Flor da Palavra na comunidade do Vale do catu, Canguaretama, Rio grande do Norte, 27 e 28 de agosto de 2009, Escola Municipal João Lino da Silva, a partir das 9 da manhã

um mergulho profundo na luta indígena potiguar. nadar na própria história, à procura de uma realidade mais condizente com o que sentimos e vemos. não estamos cegxs, sentimos o cheiro tóxico, as fumaças. bebemos água contaminada. tememos pela superficialidade ubícua que impõe às nossas filhas. as condições sub-humanas que nossos homens têm que se submeter para alimentar a sede dos automóveis daqueles que nos oprimem e nos alienam.

historicamente discriminados pelo estado, mortxs em lutas cruentas, politicamente engolidxs pelo capitalismo global, literalmente exterminadxs de suas culturas, há poucos anos diferentes comunidades do rio grande do norte vêm procurando e sendo procuradas por agentes do estado em busca de suas raízes.

o que para uns/umas significa redescobrir a história de antepassados, ter orgulho de ser o fruto vivo das sequelas de 509 anos de exploração, para outrxs pode ser uma chance de obter mais fundos para suas pesquisas, mais mão-de-obra para suas tecnocracias, ou simplemente mais um nome no relatório, mais um cargo, mais uma secretaria.

aqui neste relato questionamos antes de tudo o tipo de realidade em que estas comunidades estão sendo inseridas, replicando quais marcos legais? quais processos de legitimação de políticas públicas planejadas para sua contínua tutelagem? uma vez cultural agora econômica, perpetuamente territorial. o Estatuto dos Povos Indígenas por exemplo, está parado há 16 anos por falta de vontade política do governo federal, mas o que não faltam são propostas de desregulamentação de terras e manejo “sustentável” de recursos hídricos e de minérios em territórios indígenas. o atual estatuto é de 1973, defasado em relação à Constituição Federal de 1988 e à Convenção 169 da Organização Internacional do Trabalho (OIT). neste estatuto desumano (de 1973 http://www.funai.gov.br/quem/legislacao/estatuto_indio.html
estatuto de 2009 http://www.socioambiental.org/banco_imagens/pdfs/EstatutodosPovosIndigen…) estão alguns artigos como o II da Assistência ou Tutela que dispõe sobre a nulidade de atos praticados sem a intermediação do estado ou o capítulo I do título II Das Terras dos Índios onde se legaliza a intervenção do estado em áreas indígenas para a realização de obras públicas que interessem ao desenvolvimento nacional, para exploração de riquezas do subsolo de relevante interesse para a segurança ou a simples repressão física de qualquer tipo de desavença ou descontentamento das comunidades tuteladas.

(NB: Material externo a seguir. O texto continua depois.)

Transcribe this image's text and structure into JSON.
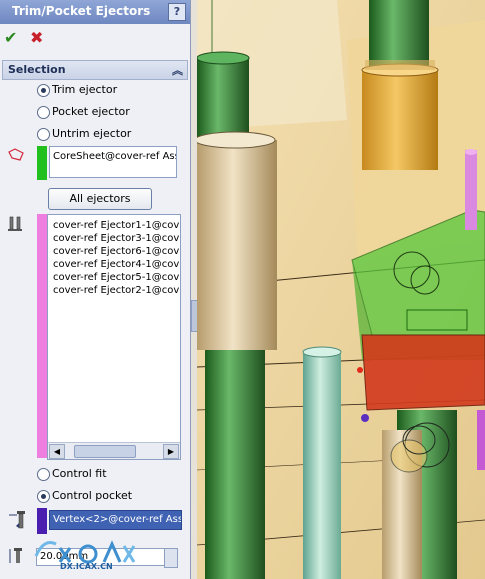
{
  "panel": {
    "title": "Trim/Pocket Ejectors",
    "help_label": "?",
    "ok_icon": "checkmark-icon",
    "cancel_icon": "x-icon",
    "selection": {
      "header": "Selection",
      "collapse_icon": "double-chevron-up-icon",
      "modes": [
        "Trim ejector",
        "Pocket ejector",
        "Untrim ejector"
      ],
      "selected_mode": "Trim ejector",
      "face_field": "CoreSheet@cover-ref Ass",
      "face_color": "#21c01f",
      "all_ejectors_button": "All ejectors",
      "ejectors_color": "#ee7fe0",
      "ejectors": [
        "cover-ref Ejector1-1@cov",
        "cover-ref Ejector3-1@cov",
        "cover-ref Ejector6-1@cov",
        "cover-ref Ejector4-1@cov",
        "cover-ref Ejector5-1@cov",
        "cover-ref Ejector2-1@cov"
      ],
      "fit_modes": [
        "Control fit",
        "Control pocket"
      ],
      "selected_fit": "Control pocket",
      "vertex_field": "Vertex<2>@cover-ref Ass",
      "vertex_color": "#4a1fb0",
      "distance_value": "20.00mm"
    }
  },
  "watermark": {
    "text": "DX.ICAX.CN"
  },
  "colors": {
    "panel_bg": "#eef0f5",
    "title_bar": "#7f97cc",
    "selection_blue": "#3f62b3"
  }
}
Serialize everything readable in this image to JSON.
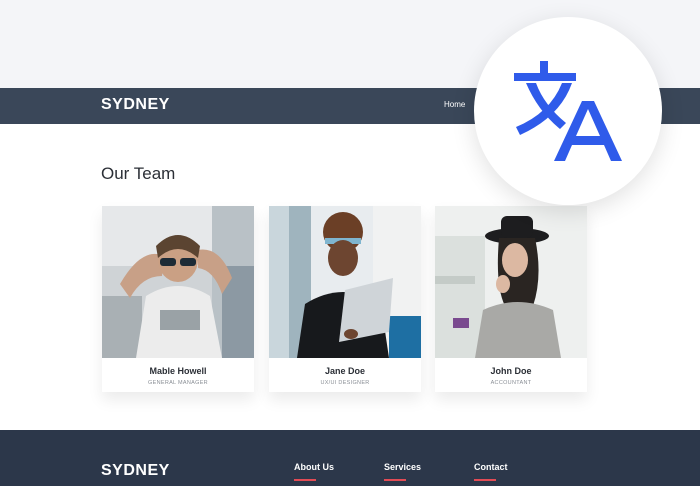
{
  "header": {
    "logo": "SYDNEY",
    "nav": {
      "home": "Home"
    }
  },
  "team": {
    "title": "Our Team",
    "members": [
      {
        "name": "Mable Howell",
        "role": "GENERAL MANAGER"
      },
      {
        "name": "Jane Doe",
        "role": "UX/UI DESIGNER"
      },
      {
        "name": "John Doe",
        "role": "ACCOUNTANT"
      }
    ]
  },
  "footer": {
    "logo": "SYDNEY",
    "links": [
      "About Us",
      "Services",
      "Contact"
    ]
  },
  "translate_badge": {
    "icon": "translate-icon",
    "color": "#2f5bea"
  },
  "colors": {
    "header_bg": "#3a4759",
    "footer_bg": "#2c374a",
    "accent": "#e24b55"
  }
}
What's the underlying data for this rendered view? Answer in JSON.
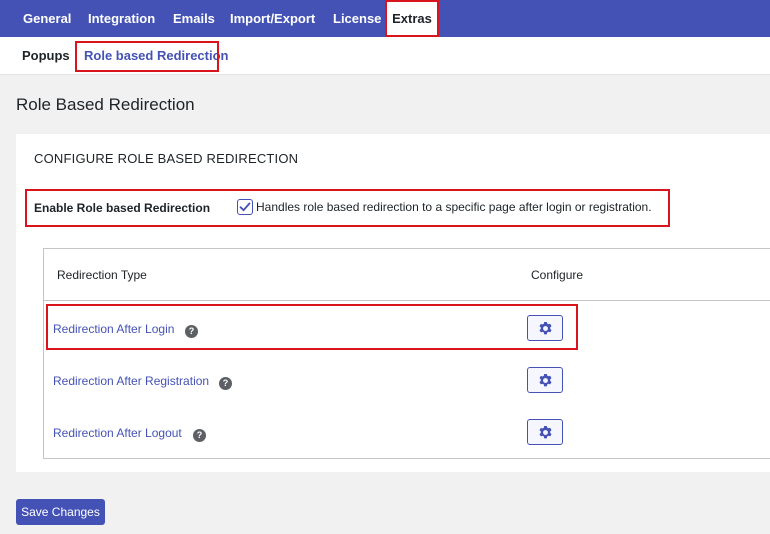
{
  "topnav": {
    "tabs": [
      {
        "label": "General"
      },
      {
        "label": "Integration"
      },
      {
        "label": "Emails"
      },
      {
        "label": "Import/Export"
      },
      {
        "label": "License"
      },
      {
        "label": "Extras",
        "active": true
      }
    ]
  },
  "subnav": {
    "tabs": [
      {
        "label": "Popups"
      },
      {
        "label": "Role based Redirection",
        "active": true
      }
    ]
  },
  "page": {
    "title": "Role Based Redirection"
  },
  "card": {
    "title": "CONFIGURE ROLE BASED REDIRECTION",
    "enable": {
      "label": "Enable Role based Redirection",
      "checked": true,
      "description": "Handles role based redirection to a specific page after login or registration."
    },
    "table": {
      "headers": [
        "Redirection Type",
        "Configure"
      ],
      "rows": [
        {
          "label": "Redirection After Login",
          "help": "?"
        },
        {
          "label": "Redirection After Registration",
          "help": "?"
        },
        {
          "label": "Redirection After Logout",
          "help": "?"
        }
      ]
    }
  },
  "actions": {
    "save_label": "Save Changes"
  },
  "colors": {
    "accent": "#4452b5",
    "highlight": "#d9141c"
  },
  "icons": {
    "configure": "gear-icon",
    "help": "help-icon",
    "checkbox": "checkmark-icon"
  }
}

mas vamos começar do início…

há dois meses atrás chegamos na comunidade do vale do catu, no intuito de contribuir com a luta pelo reconhecimento indígena e pela retomada de seus territórios. durante esse período convivemos e conhecemos inúmeras pessoas da comunidade, onde aconteceram conversas, práticas de plantio, troca de sementes, denúncias da comunidade sobre pesquisadores, antropólogos e estudantes que chegam até elxs no intuito de escreverem suas teses de mestrado, doutorado e que nada contribuem com as suas realidades, denúncias sobre a qualidade da água e do solo, que sofrem constantemente despejos de vinhoto, agrotóxicos e fertilizantes oriundos das plantações de cana-de-açúcar da megacorporação, hoje francesa, Louis Dreyfuss Commodities Bioenergy. percebemos durante este período a desinformação das pessoas quanto aos trâmites pelo reconhecimento indígena, que encontra-se sendo discutido por lideranças elegidas pelo estado como presidentes de associações e diretorias de escolas, bem como a segregação da própria comunidade com a criação de duas associações: uma representada pelo município de canguaretama e outra pelo município de goianinha – administrações que atualmente passam por um processo de disputa pelos “impostos” pagos pela megacorporação canavieira.

dia 27 de agosto

lua minguante, ótimo para o plantio de raízes, tudo que dá para baixo da terra.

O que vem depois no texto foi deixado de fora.